Scrivere digitale
di Francesco Paolella
Roberto Maragliano, Scrivere: formarsi e formare dentro gli ambienti della comunicazione digitale, Luca Sossella Editore, 2019
Si parla tanto di analfabetismo funzionale, del fatto che ormai sempre meno persone sappiano comprendere il senso di un articolo di giornale, eppure, tutti scrivono continuamente. Tutti scriviamo, e mai come in passato forse, perché tutti siamo cittadini, reali o “virtuali”, cittadini della rete e di mille comunità diverse. Come si spiega questa contraddizione? O meglio: cosa ci dice questa contraddizione del nostro rapporto con le scritture?
Dobbiamo chiederci: la scrittura, intesa in senso classico, dottorale, autorevole, è irrimediabilmente sul viale del tramonto? Non si è mai scritto così tanto, dicevamo, ma è altrettanto vero che ad essere in crisi sono le regole stesse dello scrivere, per non dire del prestigio dello scrivere “alto”.
La questione è che si tratta di decidere quale ruolo vogliono dare alla scrittura nella nostra esistenza: le parole scritte possono appartenere solo alle minuzie della vita quotidiana (gli sms, la lista spesa, le didascalie delle nostre foto) oppure – in alternativa – alla scrittura complessa, da intellettuali… Si tratta forse di due mondi separati?
E la scuola, per parte sua, ci deve presentare solo la scrittura difficile dei romanzi? La scrittura (e la lettura) vengono con facilità relegate negli angoli polverosi e noiosi, o come se venissero nascoste in torri inaccessibili.
Stiamo entrando in un epoca in cui le nuove forme di scrittura potrebbero davvero arrivare ad esiti impensati, e lo stesso oggetto-libro, come prodotto-finito potrebbe cambiare in modo rivoluzionario.
“Alto” e “basso”, mai come in questo momento, dovrebbero invece incontrarsi. Non ha senso rifugiarsi nella spocchia da nazigrammar… Ha ragione Maragliano: la scrittura è e deve essere riconosciuta sempre più, e specie proprio oggi che siamo nel regno del digitale, come strumento di dialogo.
La scrittura deve essere plurale, non deve essere contrapposta all’oralità come l’intelligente allo stupido, il ricco al povero o l’originale al banale.

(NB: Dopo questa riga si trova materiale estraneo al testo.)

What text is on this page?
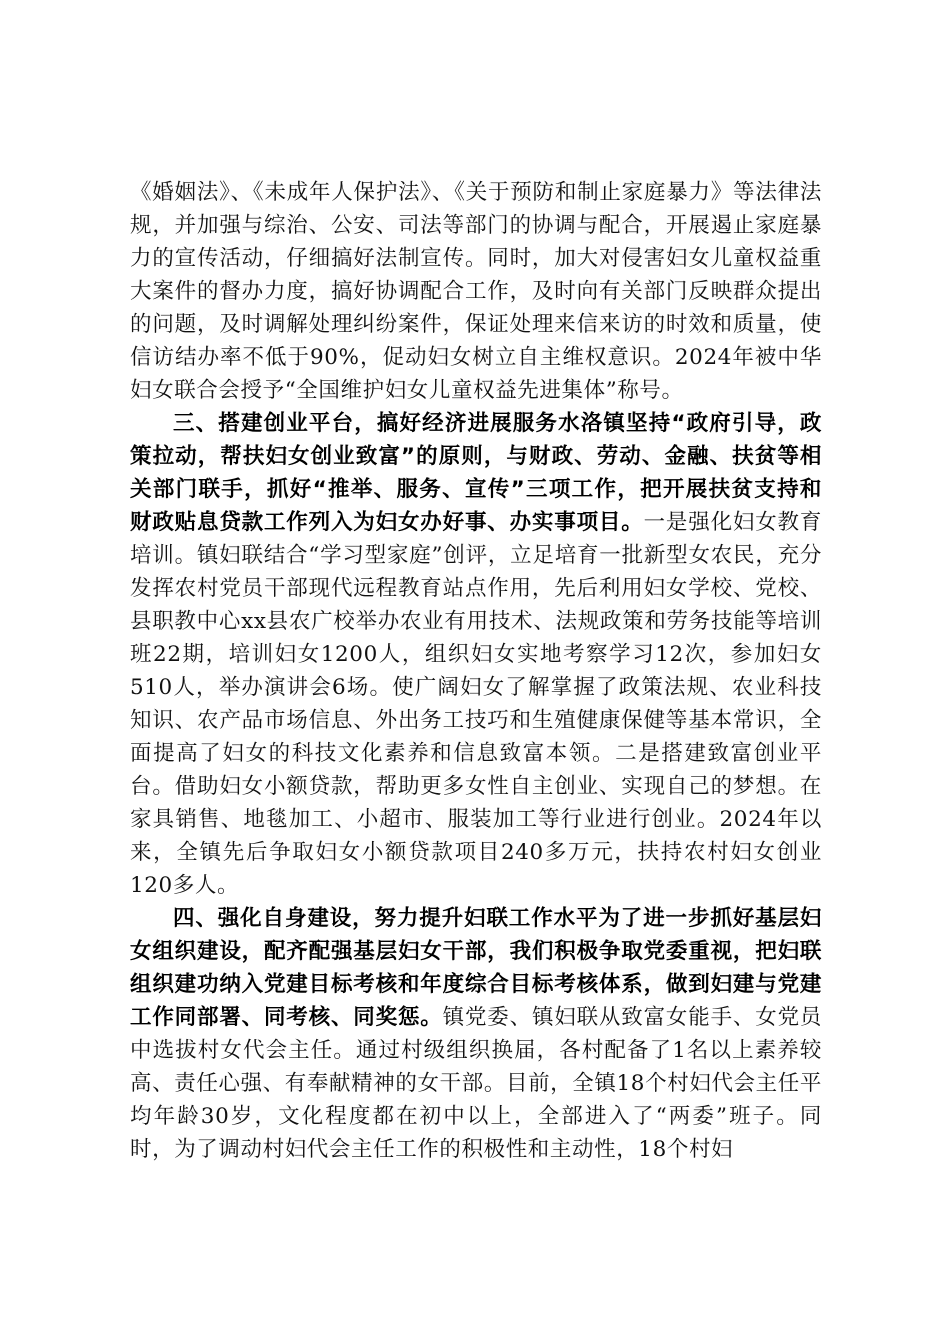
《婚姻法》、《未成年人保护法》、《关于预防和制止家庭暴力》等法律法规，并加强与综治、公安、司法等部门的协调与配合，开展遏止家庭暴力的宣传活动，仔细搞好法制宣传。同时，加大对侵害妇女儿童权益重大案件的督办力度，搞好协调配合工作，及时向有关部门反映群众提出的问题，及时调解处理纠纷案件，保证处理来信来访的时效和质量，使信访结办率不低于90%，促动妇女树立自主维权意识。2024年被中华妇女联合会授予“全国维护妇女儿童权益先进集体”称号。

三、搭建创业平台，搞好经济进展服务水洛镇坚持“政府引导，政策拉动，帮扶妇女创业致富”的原则，与财政、劳动、金融、扶贫等相关部门联手，抓好“推举、服务、宣传”三项工作，把开展扶贫支持和财政贴息贷款工作列入为妇女办好事、办实事项目。一是强化妇女教育培训。镇妇联结合“学习型家庭”创评，立足培育一批新型女农民，充分发挥农村党员干部现代远程教育站点作用，先后利用妇女学校、党校、县职教中心xx县农广校举办农业有用技术、法规政策和劳务技能等培训班22期，培训妇女1200人，组织妇女实地考察学习12次，参加妇女510人，举办演讲会6场。使广阔妇女了解掌握了政策法规、农业科技知识、农产品市场信息、外出务工技巧和生殖健康保健等基本常识，全面提高了妇女的科技文化素养和信息致富本领。二是搭建致富创业平台。借助妇女小额贷款，帮助更多女性自主创业、实现自己的梦想。在家具销售、地毯加工、小超市、服装加工等行业进行创业。2024年以来，全镇先后争取妇女小额贷款项目240多万元，扶持农村妇女创业120多人。

四、强化自身建设，努力提升妇联工作水平为了进一步抓好基层妇女组织建设，配齐配强基层妇女干部，我们积极争取党委重视，把妇联组织建功纳入党建目标考核和年度综合目标考核体系，做到妇建与党建工作同部署、同考核、同奖惩。镇党委、镇妇联从致富女能手、女党员中选拔村女代会主任。通过村级组织换届，各村配备了1名以上素养较高、责任心强、有奉献精神的女干部。目前，全镇18个村妇代会主任平均年龄30岁，文化程度都在初中以上，全部进入了“两委”班子。同时，为了调动村妇代会主任工作的积极性和主动性，18个村妇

Non possiamo banalizzare scritture semplici come i messaggi che tutti usiamo ogni momento:
«Queste stesse istanze di marcatura, costruzione di senso, organizzazione logica stanno, in un qualche modo, anche nelle pratiche di chi chatta o lancia sms, o anche in quelle di chi si predispone a registrare un messaggio vocale al cellulare. Sbaglieremmo se le intendessimo come patrimonio esclusivo di chi scrive editoriali di giornali, o romanzi, o saggi. O di chi, a scuola, fa bei componimenti o ineccepibili tesine» (pagine 22-23)
Altro tema essenziale colto molto bene da Maragliano: è cambiata irreversibilmente la materialità della scrittura, con un salto come mai è avvenuto in passato. Pensiamo non soltanto alla scomparsa della grafia personale, o, molto più semplicemente, alla possibilità, che solo i nuovi dispositivi danno, di cancellare e ricancellare all’infinito quello che si scrive, senza lasciare traccia… Oppure riflettiamo ancora sul fatto che oggi la scrittura sia il più delle volte sempre più apertamente dialogica: la velocità della condivisione, l’istantaneità degli scambi, il nostro modo di comunicare insomma ha reso più manifesto questa apertura (almeno potenziale) agli altri, apertura che passa anche dallo scrivere. La tecnologia può molto ma, da sola, non può ovviamente risolvere la questione del senso né quella dell’immaginazione. Anzi, le infinite possibilità, le idee, gli spunti, i vocaboli, tutto ciò che passa dalla rete, se è possibile, non fa che complicare la creatività propria di ogni scrittura. Ovvero: «Questa semplificazione dell’atto materiale e di parte di quello ideativo non comporta una più agevole gestione del compito di realizzare testi» (pagina 51). Uomo e macchina devono, al solito, collaborare. Tutto è più semplice, ma anche più complesso.
Il bisogno di condividere il mondo è sempre in noi: oggi le parole che servono per soddisfare questo bisogno, tendono sicuramente a liberarsi molto di più dai vincoli della scrittura “seria”, ad associarsi ad immagini e a convivere con emoticon di ogni tipo, ma, appunto, al fondo quel bisogno rimane identico. Si tratta forse allora di inventare nuove grammatiche e nuovi oggetti in cui spingere quel bisogno di scrittura. Mai come in questo caso, la nostalgia è pericolosa; mai come in questo caso, serve una nuova “grammatica della fantasia”, sdrammatizzando gli errori e gli strafalcioni che tutti facciamo.